What has all this money bought? Silence. As my colleague and I previously documented in Responsible Statecraft, in the weeks after the Tom Barrack indictment was released, the think tanks that receive funding from the UAE said nothing about a foreign power running an illicit operation to influence major U.S. foreign policy decisions. Similarly, no Biden administration official has condemned the UAE for any of these transgressions.
This silence is a threat to U.S. national security, as it invites more interference in American democracy.

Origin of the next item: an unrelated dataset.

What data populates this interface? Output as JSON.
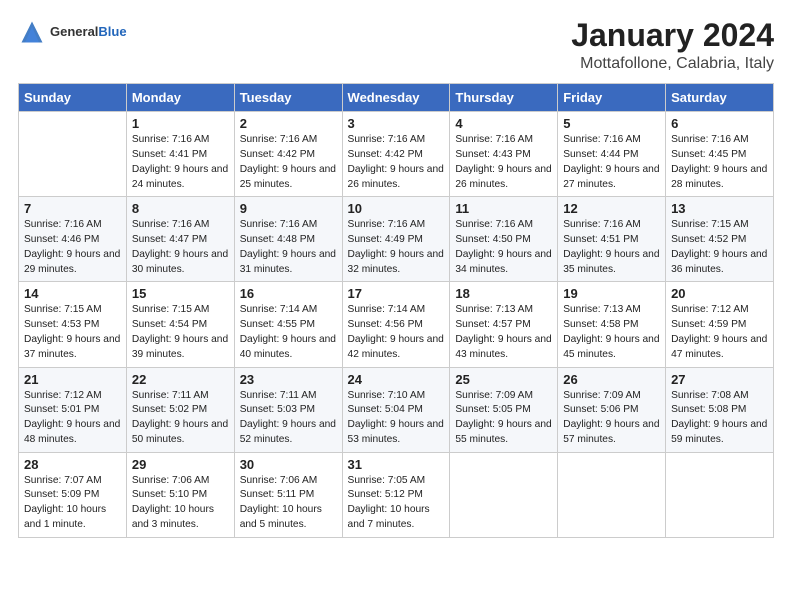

The United States, and especially President Biden, must send a clear message to the UAE that meddling in American democracy is unacceptable. This should start now as President Biden’s national security adviser, Jake Sullivan, is scheduled to visit the UAE this week. Sullivan must, at the very least, let the Emirati government know it cannot continue to undermine U.S. policy and politics without consequences. Those consequences can and should include canceling a proposed $23 billion arms sale to the UAE, that includes advanced weaponry like armed drones and F-35 fighter aircraft. As arms sales experts have repeatedly warned, the UAE has a history of letting U.S. weapons fall into the hands of al-Qaida and Iranian linked militants in Yemen.
If Washington continues to do nothing and does not hold foreign autocrats — even those that are allegedly our “friends” — accountable for meddling in American democracy it will only inspire more malign influence operations.